Si la majorité des plans sont tournés à l'extérieur, la caméra, notamment au début du film suit la protagoniste à l'intérieur de la maison où l'attend son mari immobilisé à la suite d'une chute de cheval. A plusieurs reprises la caméra le montre ainsi cloué dans sa chaise roulante, condamné à rester enfermé entre les quatre murs de la maison familiale. Les premières prises de vue le concernant se font de l'intérieur de la maison, plus tard la caméra occupe l'espace extérieur et laisse apercevoir l'infirme en train de regarder par la fenêtre au travers de barreaux. Son mutisme associé à son confinement est révélateur de la démarche de la cinéaste qui va s'attacher à renverser les rôles scopiques.

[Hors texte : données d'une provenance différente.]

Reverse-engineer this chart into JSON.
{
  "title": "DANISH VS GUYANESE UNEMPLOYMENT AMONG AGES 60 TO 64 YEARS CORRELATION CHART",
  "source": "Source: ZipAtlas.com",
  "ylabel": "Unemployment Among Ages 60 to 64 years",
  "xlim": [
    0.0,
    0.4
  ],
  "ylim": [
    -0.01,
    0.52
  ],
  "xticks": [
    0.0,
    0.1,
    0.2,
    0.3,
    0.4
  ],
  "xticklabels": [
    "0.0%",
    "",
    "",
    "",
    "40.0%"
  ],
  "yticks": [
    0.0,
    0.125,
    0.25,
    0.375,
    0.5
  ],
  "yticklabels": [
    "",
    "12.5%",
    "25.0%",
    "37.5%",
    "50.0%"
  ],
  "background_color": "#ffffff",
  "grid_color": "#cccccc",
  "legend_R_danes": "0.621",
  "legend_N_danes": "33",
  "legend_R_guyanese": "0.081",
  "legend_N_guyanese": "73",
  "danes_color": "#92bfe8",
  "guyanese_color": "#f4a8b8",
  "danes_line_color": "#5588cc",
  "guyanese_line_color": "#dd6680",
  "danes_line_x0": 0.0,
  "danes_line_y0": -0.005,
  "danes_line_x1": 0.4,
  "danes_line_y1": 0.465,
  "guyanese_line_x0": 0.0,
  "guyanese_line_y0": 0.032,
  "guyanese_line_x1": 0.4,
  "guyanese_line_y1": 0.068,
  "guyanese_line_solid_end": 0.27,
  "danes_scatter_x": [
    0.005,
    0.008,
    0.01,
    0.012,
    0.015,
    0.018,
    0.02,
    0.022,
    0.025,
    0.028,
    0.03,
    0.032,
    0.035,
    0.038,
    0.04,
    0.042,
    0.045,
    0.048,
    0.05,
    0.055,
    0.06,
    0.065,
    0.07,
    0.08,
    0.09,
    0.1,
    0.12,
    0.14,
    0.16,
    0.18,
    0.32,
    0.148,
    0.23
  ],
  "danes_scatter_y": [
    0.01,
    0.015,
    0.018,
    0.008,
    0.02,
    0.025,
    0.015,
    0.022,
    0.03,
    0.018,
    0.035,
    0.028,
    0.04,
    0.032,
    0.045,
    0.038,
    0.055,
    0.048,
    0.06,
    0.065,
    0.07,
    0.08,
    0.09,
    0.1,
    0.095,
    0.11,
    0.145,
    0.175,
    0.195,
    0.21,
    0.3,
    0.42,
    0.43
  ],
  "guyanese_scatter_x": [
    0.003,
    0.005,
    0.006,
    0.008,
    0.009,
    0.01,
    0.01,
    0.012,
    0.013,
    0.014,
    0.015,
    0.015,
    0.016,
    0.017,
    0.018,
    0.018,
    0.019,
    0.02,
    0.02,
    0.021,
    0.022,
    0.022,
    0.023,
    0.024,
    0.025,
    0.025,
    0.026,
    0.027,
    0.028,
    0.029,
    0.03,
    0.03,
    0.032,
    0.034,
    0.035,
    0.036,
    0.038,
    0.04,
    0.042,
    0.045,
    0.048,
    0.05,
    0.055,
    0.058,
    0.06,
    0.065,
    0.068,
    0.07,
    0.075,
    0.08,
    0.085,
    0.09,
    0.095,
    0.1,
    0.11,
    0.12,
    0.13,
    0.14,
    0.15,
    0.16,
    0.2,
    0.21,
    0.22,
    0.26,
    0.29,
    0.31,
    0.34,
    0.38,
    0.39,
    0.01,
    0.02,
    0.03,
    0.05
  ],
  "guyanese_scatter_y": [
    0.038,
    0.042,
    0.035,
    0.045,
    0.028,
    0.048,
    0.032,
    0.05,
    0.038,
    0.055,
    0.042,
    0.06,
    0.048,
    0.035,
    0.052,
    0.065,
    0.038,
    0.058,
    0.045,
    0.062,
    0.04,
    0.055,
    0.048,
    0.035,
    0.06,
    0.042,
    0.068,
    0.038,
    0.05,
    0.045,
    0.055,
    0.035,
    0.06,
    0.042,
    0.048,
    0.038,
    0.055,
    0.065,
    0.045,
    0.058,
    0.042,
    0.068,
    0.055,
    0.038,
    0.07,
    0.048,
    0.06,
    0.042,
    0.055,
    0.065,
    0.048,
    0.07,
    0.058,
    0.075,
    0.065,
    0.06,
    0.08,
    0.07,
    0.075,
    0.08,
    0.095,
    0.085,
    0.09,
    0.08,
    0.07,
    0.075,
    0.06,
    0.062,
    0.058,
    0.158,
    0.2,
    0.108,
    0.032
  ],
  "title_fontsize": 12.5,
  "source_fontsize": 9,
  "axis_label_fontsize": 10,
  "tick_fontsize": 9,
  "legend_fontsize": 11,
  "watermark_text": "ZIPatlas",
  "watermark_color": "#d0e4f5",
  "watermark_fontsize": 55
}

L'homme est en effet condamné à voir la réalité à partir de l'espace intérieur tandis que la femme reprend peu à peu possession par le regard l'espace extérieur.Ce rapport au réel, – montrer de nouveau ce qu’on a oublié en nettoyant le regard – s’offre aussi dans le traitement de la langue au cinéma qui permet à Assia Djebar d'utiliser non seulement un espace géographique mais aussi un espace sonore, donc d'amplifier ses capacités expressives par rapport à l’écrit. D'explorer la langue parlée, la musique. Assia Djebar s'est située souvent dans l'espace de l'inter - langue, l'entre-deux langues, entre deux pays, entre deux cultures. Le français est pour l’auteure «la langue du père», mais aussi la langue du colon, de l'ennemi, enfin la langue dans laquelle elle a choisi de s'exprimer en tant qu’artiste. L'arabe est la langue des émotions, de la mère, de l'histoire orale. Dans le film La Nouba des femmes du Mont Chenoua, l’emploi des deux langues est encore une fois parallèle: dans son long monologue off Lila emploie le français, mais elle parle arabe à sa fille et écoute les paysannes raconter en berbère les épisodes de la guerre.